The other investigation pits Spenser against the unknown stalker of K.C. Roth. Spenser's girlfriend, Susan, has known K.C. for a while, and while the PI finds Ms. Roth a bit melodramatic, he's always eager to help a damsel in distress. The only problem is that after he's apparently resolved the case, K.C. begins a little stalking of her own - of Spenser.
'Robert B Parker's Spenser is one of the best private detectives in fiction '
- Sunday Telegraph
'It's nice to know that after 25 years of playing it smart in Robert B. Parker's novels, Spenser doesn't have all the answers.'
- Marilyn Stasio, New York Times [read the full review]

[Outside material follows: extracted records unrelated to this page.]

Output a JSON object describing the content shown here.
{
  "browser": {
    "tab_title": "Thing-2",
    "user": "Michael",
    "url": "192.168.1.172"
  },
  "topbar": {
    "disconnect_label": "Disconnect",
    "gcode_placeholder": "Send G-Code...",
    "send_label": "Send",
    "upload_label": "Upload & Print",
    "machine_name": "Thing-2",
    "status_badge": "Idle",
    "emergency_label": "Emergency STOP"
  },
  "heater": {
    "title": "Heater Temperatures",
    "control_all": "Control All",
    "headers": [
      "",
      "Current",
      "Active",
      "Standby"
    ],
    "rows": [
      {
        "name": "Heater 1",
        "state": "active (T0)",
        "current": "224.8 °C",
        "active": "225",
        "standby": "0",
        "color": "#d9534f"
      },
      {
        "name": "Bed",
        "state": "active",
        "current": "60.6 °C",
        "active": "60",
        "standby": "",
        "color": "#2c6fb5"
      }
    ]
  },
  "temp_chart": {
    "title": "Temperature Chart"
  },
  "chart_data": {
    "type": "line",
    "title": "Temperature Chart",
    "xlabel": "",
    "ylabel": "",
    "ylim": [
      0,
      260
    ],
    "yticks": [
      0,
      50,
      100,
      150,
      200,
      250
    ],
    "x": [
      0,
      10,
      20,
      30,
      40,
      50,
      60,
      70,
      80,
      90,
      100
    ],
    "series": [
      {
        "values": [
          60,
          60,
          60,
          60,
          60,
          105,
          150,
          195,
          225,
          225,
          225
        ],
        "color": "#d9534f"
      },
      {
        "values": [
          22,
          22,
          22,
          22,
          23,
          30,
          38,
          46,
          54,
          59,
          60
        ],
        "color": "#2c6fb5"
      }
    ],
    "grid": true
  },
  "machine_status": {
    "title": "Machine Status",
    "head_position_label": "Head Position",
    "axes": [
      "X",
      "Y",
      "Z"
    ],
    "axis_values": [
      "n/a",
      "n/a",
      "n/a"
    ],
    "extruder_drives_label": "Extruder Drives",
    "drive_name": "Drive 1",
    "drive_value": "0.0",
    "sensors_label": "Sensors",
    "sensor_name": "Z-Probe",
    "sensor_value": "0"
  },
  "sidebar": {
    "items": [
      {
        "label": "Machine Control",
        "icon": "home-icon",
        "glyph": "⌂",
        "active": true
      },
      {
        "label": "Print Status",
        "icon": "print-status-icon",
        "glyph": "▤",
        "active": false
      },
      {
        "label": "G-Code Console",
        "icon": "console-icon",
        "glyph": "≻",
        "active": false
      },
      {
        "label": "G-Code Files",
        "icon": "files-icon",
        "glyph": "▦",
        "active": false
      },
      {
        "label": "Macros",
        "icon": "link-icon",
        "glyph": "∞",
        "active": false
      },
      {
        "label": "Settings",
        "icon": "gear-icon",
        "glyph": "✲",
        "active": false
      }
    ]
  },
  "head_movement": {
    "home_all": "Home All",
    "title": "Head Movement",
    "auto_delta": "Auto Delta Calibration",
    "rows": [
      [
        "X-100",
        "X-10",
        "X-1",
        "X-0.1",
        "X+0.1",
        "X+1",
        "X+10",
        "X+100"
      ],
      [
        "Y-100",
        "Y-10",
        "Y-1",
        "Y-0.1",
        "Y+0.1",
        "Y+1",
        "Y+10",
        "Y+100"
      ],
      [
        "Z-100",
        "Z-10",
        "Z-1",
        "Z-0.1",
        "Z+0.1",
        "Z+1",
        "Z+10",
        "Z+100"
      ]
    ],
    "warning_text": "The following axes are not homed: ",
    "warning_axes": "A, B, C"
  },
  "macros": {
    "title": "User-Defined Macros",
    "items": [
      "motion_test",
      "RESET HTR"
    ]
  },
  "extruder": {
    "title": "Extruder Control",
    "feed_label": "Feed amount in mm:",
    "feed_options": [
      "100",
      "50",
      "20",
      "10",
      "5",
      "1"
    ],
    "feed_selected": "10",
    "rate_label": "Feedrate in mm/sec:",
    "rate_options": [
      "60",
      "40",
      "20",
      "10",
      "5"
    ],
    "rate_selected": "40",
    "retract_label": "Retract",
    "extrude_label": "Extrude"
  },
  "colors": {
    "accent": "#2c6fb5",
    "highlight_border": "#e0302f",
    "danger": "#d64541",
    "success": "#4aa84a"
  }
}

It's nice to know that after 25 years of playing it smart in Robert B. Parker's novels, Spenser doesn't have all the answers. In Hush Money, the Boston private eye is thrown by the lethal combination of sex (straight, gay, kinky) and politics (racial, sexual, academic) that erupts at a certain university in Cambridge when an African-American professor is implicated in the suicide of a militantly gay graduate student. In a situation that adds to his discomposure, Spenser finds himself being sexually hounded by a woman whom he has just rescued from the similarly unhealthy attentions of a former boyfriend.
The plot is a problem, falling apart when Spenser fails to ask a few screamingly obvious questions, and the characters feel phony, running to stereotypes of the mad-dog white supremacist, the intellectually dishonest black radical and the academic geek. Despite its flaws, the story forces Spenser to take on the heroic task of examining his conscience for prejudicial attitudes about black people, gay people and female people who try to rape him. He's a better man for the soul-searching, and so is his friend Hawk, who is moved to share an intimate secret about his past. ''It's like suddenly discovering Beowulf's childhood,'' marvels Spenser's beloved Susan, who softens her own ice-cool image with an inelegant but humanizing fit of jealousy.